In the ensuing chase, it's a game of whack-a-mole, with family members being put to sleep and woken back up. Eventually, the whole family crashes into a ditch at the side of the road and, after turning everyone but Rick back to their night selves, the night family gives him one final ultimatum: rinse the dishes, and all of this can be over.

We don't see Rick answer, but the episode cuts to Night Rick with a tranquilizer in his chest as the night family heads back home. To the bitter end, Rick remains stubborn, even if it means giving his family up to their nighttime selves.

When does Rick and Morty Season 6, Episode 5 air?

"Rick and Morty" Season 6, Episode 5 will air October 2 at 11 p.m. on Adult Swim. Titled "Final DeSmithation," the provided episode description reads "Fortune cookies, broh." The title is a clear reference to the movie "Final Destination," in which someone who avoids their fated death after a premonition cannot escape that fate forever. "Rick and Morty" has never shied away from parodying popular movies, but the show tends to put its own zany spin on the material, as emphasized by this season's "Die Hard" episode.
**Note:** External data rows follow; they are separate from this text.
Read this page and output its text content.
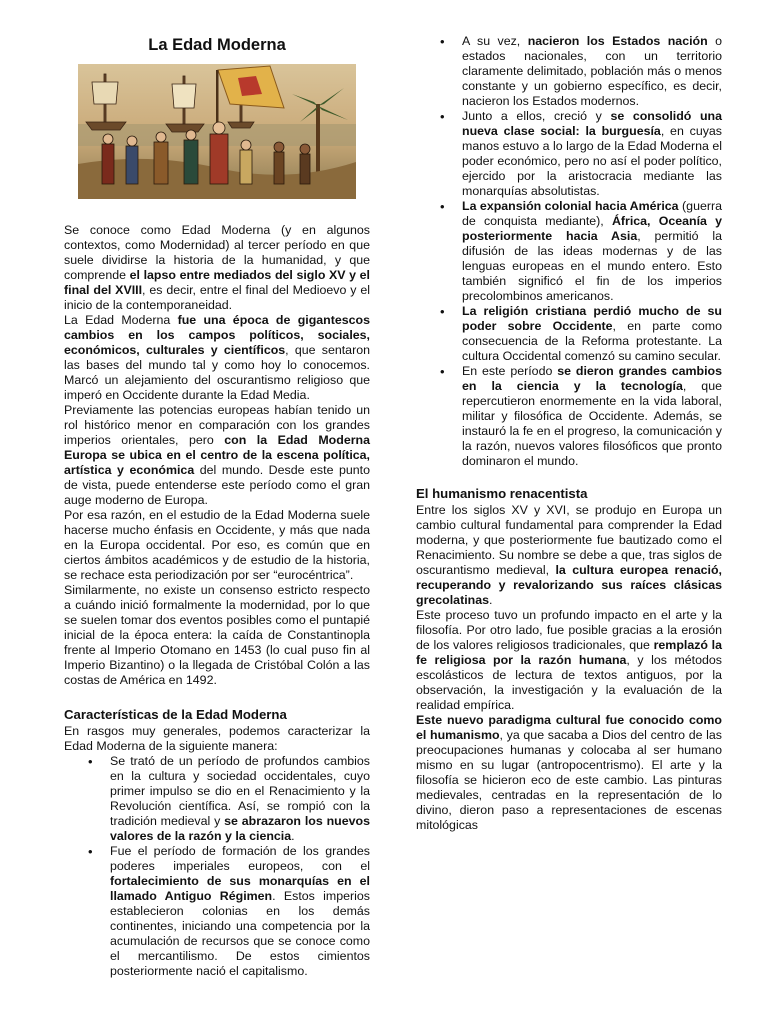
La Edad Moderna

Se conoce como Edad Moderna (y en algunos contextos, como Modernidad) al tercer período en que suele dividirse la historia de la humanidad, y que comprende el lapso entre mediados del siglo XV y el final del XVIII, es decir, entre el final del Medioevo y el inicio de la contemporaneidad.

La Edad Moderna fue una época de gigantescos cambios en los campos políticos, sociales, económicos, culturales y científicos, que sentaron las bases del mundo tal y como hoy lo conocemos. Marcó un alejamiento del oscurantismo religioso que imperó en Occidente durante la Edad Media.

Previamente las potencias europeas habían tenido un rol histórico menor en comparación con los grandes imperios orientales, pero con la Edad Moderna Europa se ubica en el centro de la escena política, artística y económica del mundo. Desde este punto de vista, puede entenderse este período como el gran auge moderno de Europa.

Por esa razón, en el estudio de la Edad Moderna suele hacerse mucho énfasis en Occidente, y más que nada en la Europa occidental. Por eso, es común que en ciertos ámbitos académicos y de estudio de la historia, se rechace esta periodización por ser “eurocéntrica”.

Similarmente, no existe un consenso estricto respecto a cuándo inició formalmente la modernidad, por lo que se suelen tomar dos eventos posibles como el puntapié inicial de la época entera: la caída de Constantinopla frente al Imperio Otomano en 1453 (lo cual puso fin al Imperio Bizantino) o la llegada de Cristóbal Colón a las costas de América en 1492.

Características de la Edad Moderna

En rasgos muy generales, podemos caracterizar la Edad Moderna de la siguiente manera:

• Se trató de un período de profundos cambios en la cultura y sociedad occidentales, cuyo primer impulso se dio en el Renacimiento y la Revolución científica. Así, se rompió con la tradición medieval y se abrazaron los nuevos valores de la razón y la ciencia.
• Fue el período de formación de los grandes poderes imperiales europeos, con el fortalecimiento de sus monarquías en el llamado Antiguo Régimen. Estos imperios establecieron colonias en los demás continentes, iniciando una competencia por la acumulación de recursos que se conoce como el mercantilismo. De estos cimientos posteriormente nació el capitalismo.
• A su vez, nacieron los Estados nación o estados nacionales, con un territorio claramente delimitado, población más o menos constante y un gobierno específico, es decir, nacieron los Estados modernos.
• Junto a ellos, creció y se consolidó una nueva clase social: la burguesía, en cuyas manos estuvo a lo largo de la Edad Moderna el poder económico, pero no así el poder político, ejercido por la aristocracia mediante las monarquías absolutistas.
• La expansión colonial hacia América (guerra de conquista mediante), África, Oceanía y posteriormente hacia Asia, permitió la difusión de las ideas modernas y de las lenguas europeas en el mundo entero. Esto también significó el fin de los imperios precolombinos americanos.
• La religión cristiana perdió mucho de su poder sobre Occidente, en parte como consecuencia de la Reforma protestante. La cultura Occidental comenzó su camino secular.
• En este período se dieron grandes cambios en la ciencia y la tecnología, que repercutieron enormemente en la vida laboral, militar y filosófica de Occidente. Además, se instauró la fe en el progreso, la comunicación y la razón, nuevos valores filosóficos que pronto dominaron el mundo.
El humanismo renacentista

Entre los siglos XV y XVI, se produjo en Europa un cambio cultural fundamental para comprender la Edad moderna, y que posteriormente fue bautizado como el Renacimiento. Su nombre se debe a que, tras siglos de oscurantismo medieval, la cultura europea renació, recuperando y revalorizando sus raíces clásicas grecolatinas.

Este proceso tuvo un profundo impacto en el arte y la filosofía. Por otro lado, fue posible gracias a la erosión de los valores religiosos tradicionales, que remplazó la fe religiosa por la razón humana, y los métodos escolásticos de lectura de textos antiguos, por la observación, la investigación y la evaluación de la realidad empírica.

Este nuevo paradigma cultural fue conocido como el humanismo, ya que sacaba a Dios del centro de las preocupaciones humanas y colocaba al ser humano mismo en su lugar (antropocentrismo). El arte y la filosofía se hicieron eco de este cambio. Las pinturas medievales, centradas en la representación de lo divino, dieron paso a representaciones de escenas mitológicas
While the ending of "Night Family" implies that the night family has taken over the Smith-Sanchez family for good, the regular gang will be back next week. A post-credit scene reveals that the night family spent all of the day family's money on vacations, concerts, and "night-centric streaming subscriptions," leading the bank to freeze their accounts and repossess the car. Night Rick shoots the Somnambulator, returning the family's bodies to their regular selves. They come back to consciousness, only to find they've been possessed by their alternate selves long enough for the Klondike Choco Taco to be discontinued. Too soon, "Rick and Morty," too soon!

Justin Roiland has promised a good mix of canon-driven and self-contained episodes, and "Night Family" falls firmly in the latter category. As Roiland told Global News, "I still think every season should have a good amount of point-of-entry episodes." In many ways, it's a bottle episode, and while it doesn't reach the heights of similar entries, such as Season 2's excellent "Total Rickall," it's still a lot of fun, and feels grounded enough to bring some new fans on board.